Posted to solr-dev@lucene.apache.org by Kerwin Noronha <ke...@gmail.com> on 2009/11/13 05:42:31 UTC
Indexing multiple documents in Solr/SolrCell
Hi,
I am new to this forum and would like to know if something like the function
described below has been developed or exists in Solr. If it does not exist,
is it a good Idea and can I contribute.
We need to index multiple documents with different formats. So we use Solr
with Tika (Solr Cell).
Question:
Can you index both metadata and content for multiple documents iteratively
in Solr?
For example I have an XML with metadata and a links to the documents
content. There are many documents in this XML and I would like to index them
all without firing multiple URLs.
Example of XML
<add>
<doc>
<field name=id>34122</field>
<field name=author>Michael</field>
<field name=size>3MB</field>
<field name=URL>URL of the document</field>
</doc>
</add>
<doc2>.....</doc2>...</docN>
I need to index all these documents by sending a single URL with this XML
file.The collection of documents to be indexed could be on a file system.

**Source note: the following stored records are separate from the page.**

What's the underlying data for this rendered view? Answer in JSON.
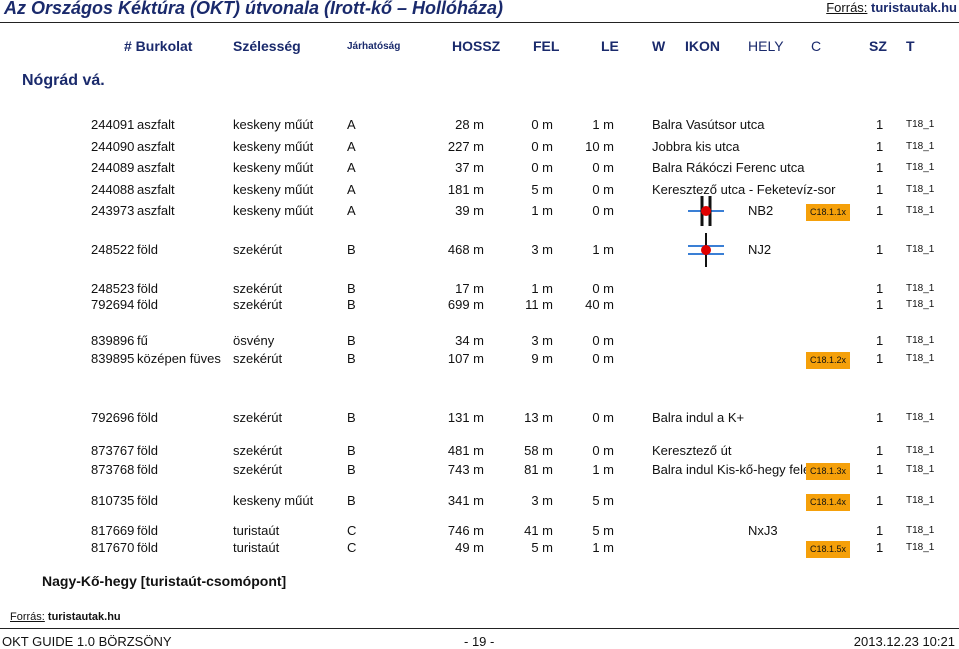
{
  "header": {
    "title": "Az Országos Kéktúra (OKT) útvonala (Írott-kő – Hollóháza)",
    "source_label": "Forrás:",
    "source_url": "turistautak.hu"
  },
  "columns": {
    "num": "# Burkolat",
    "width": "Szélesség",
    "passability": "Járhatóság",
    "length": "HOSSZ",
    "up": "FEL",
    "down": "LE",
    "w": "W",
    "icon": "IKON",
    "place": "HELY",
    "c": "C",
    "sz": "SZ",
    "t": "T"
  },
  "region": "Nógrád vá.",
  "rows": [
    {
      "id": "244091",
      "surface": "aszfalt",
      "width": "keskeny műút",
      "pass": "A",
      "len": "28 m",
      "up": "0 m",
      "down": "1 m",
      "desc": "Balra Vasútsor utca",
      "code": "",
      "sz": "1",
      "t": "T18_1",
      "icon": ""
    },
    {
      "id": "244090",
      "surface": "aszfalt",
      "width": "keskeny műút",
      "pass": "A",
      "len": "227 m",
      "up": "0 m",
      "down": "10 m",
      "desc": "Jobbra kis utca",
      "code": "",
      "sz": "1",
      "t": "T18_1",
      "icon": ""
    },
    {
      "id": "244089",
      "surface": "aszfalt",
      "width": "keskeny műút",
      "pass": "A",
      "len": "37 m",
      "up": "0 m",
      "down": "0 m",
      "desc": "Balra Rákóczi Ferenc utca",
      "code": "",
      "sz": "1",
      "t": "T18_1",
      "icon": ""
    },
    {
      "id": "244088",
      "surface": "aszfalt",
      "width": "keskeny műút",
      "pass": "A",
      "len": "181 m",
      "up": "5 m",
      "down": "0 m",
      "desc": "Keresztező utca - Feketevíz-sor",
      "code": "",
      "sz": "1",
      "t": "T18_1",
      "icon": ""
    },
    {
      "id": "243973",
      "surface": "aszfalt",
      "width": "keskeny műút",
      "pass": "A",
      "len": "39 m",
      "up": "1 m",
      "down": "0 m",
      "desc": "NB2",
      "code": "C18.1.1x",
      "sz": "1",
      "t": "T18_1",
      "icon": "junction-a"
    },
    {
      "id": "248522",
      "surface": "föld",
      "width": "szekérút",
      "pass": "B",
      "len": "468 m",
      "up": "3 m",
      "down": "1 m",
      "desc": "NJ2",
      "code": "",
      "sz": "1",
      "t": "T18_1",
      "icon": "junction-b"
    },
    {
      "id": "248523",
      "surface": "föld",
      "width": "szekérút",
      "pass": "B",
      "len": "17 m",
      "up": "1 m",
      "down": "0 m",
      "desc": "",
      "code": "",
      "sz": "1",
      "t": "T18_1",
      "icon": ""
    },
    {
      "id": "792694",
      "surface": "föld",
      "width": "szekérút",
      "pass": "B",
      "len": "699 m",
      "up": "11 m",
      "down": "40 m",
      "desc": "",
      "code": "",
      "sz": "1",
      "t": "T18_1",
      "icon": ""
    },
    {
      "id": "839896",
      "surface": "fű",
      "width": "ösvény",
      "pass": "B",
      "len": "34 m",
      "up": "3 m",
      "down": "0 m",
      "desc": "",
      "code": "",
      "sz": "1",
      "t": "T18_1",
      "icon": ""
    },
    {
      "id": "839895",
      "surface": "középen füves",
      "width": "szekérút",
      "pass": "B",
      "len": "107 m",
      "up": "9 m",
      "down": "0 m",
      "desc": "",
      "code": "C18.1.2x",
      "sz": "1",
      "t": "T18_1",
      "icon": ""
    },
    {
      "id": "792696",
      "surface": "föld",
      "width": "szekérút",
      "pass": "B",
      "len": "131 m",
      "up": "13 m",
      "down": "0 m",
      "desc": "Balra indul a K+",
      "code": "",
      "sz": "1",
      "t": "T18_1",
      "icon": ""
    },
    {
      "id": "873767",
      "surface": "föld",
      "width": "szekérút",
      "pass": "B",
      "len": "481 m",
      "up": "58 m",
      "down": "0 m",
      "desc": "Keresztező út",
      "code": "",
      "sz": "1",
      "t": "T18_1",
      "icon": ""
    },
    {
      "id": "873768",
      "surface": "föld",
      "width": "szekérút",
      "pass": "B",
      "len": "743 m",
      "up": "81 m",
      "down": "1 m",
      "desc": "Balra indul Kis-kő-hegy felé",
      "code": "C18.1.3x",
      "sz": "1",
      "t": "T18_1",
      "icon": ""
    },
    {
      "id": "810735",
      "surface": "föld",
      "width": "keskeny műút",
      "pass": "B",
      "len": "341 m",
      "up": "3 m",
      "down": "5 m",
      "desc": "",
      "code": "C18.1.4x",
      "sz": "1",
      "t": "T18_1",
      "icon": ""
    },
    {
      "id": "817669",
      "surface": "föld",
      "width": "turistaút",
      "pass": "C",
      "len": "746 m",
      "up": "41 m",
      "down": "5 m",
      "desc": "NxJ3",
      "code": "",
      "sz": "1",
      "t": "T18_1",
      "icon": ""
    },
    {
      "id": "817670",
      "surface": "föld",
      "width": "turistaút",
      "pass": "C",
      "len": "49 m",
      "up": "5 m",
      "down": "1 m",
      "desc": "",
      "code": "C18.1.5x",
      "sz": "1",
      "t": "T18_1",
      "icon": ""
    }
  ],
  "summit": "Nagy-Kő-hegy [turistaút-csomópont]",
  "bottom_source": {
    "label": "Forrás:",
    "url": "turistautak.hu"
  },
  "footer": {
    "left": "OKT GUIDE 1.0 BÖRZSÖNY",
    "center": "- 19 -",
    "right": "2013.12.23 10:21"
  },
  "colors": {
    "title": "#1a2a6c",
    "badge": "#f5a00a",
    "junction_dot": "#e00000",
    "junction_line_blue": "#3a7fd5"
  }
}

I have altered the Solr code to be able to do this but is there an already
existing feature?
Re: Indexing multiple documents in Solr/SolrCell
Posted by Chris Hostetter <ho...@fucit.org>.
: Question:
: Can you index both metadata and content for multiple documents iteratively
: in Solr?
As i understand it, there is some ongoing work with the DataImportHandler
so support this type of thing -- having entities from one DataSource
refrnece other entities that are then processed using Tika.
you may want to check the open issues regarding DataImportHandler, and/or
search the recent mail archives for tika + DataImportHandler.
-Hoss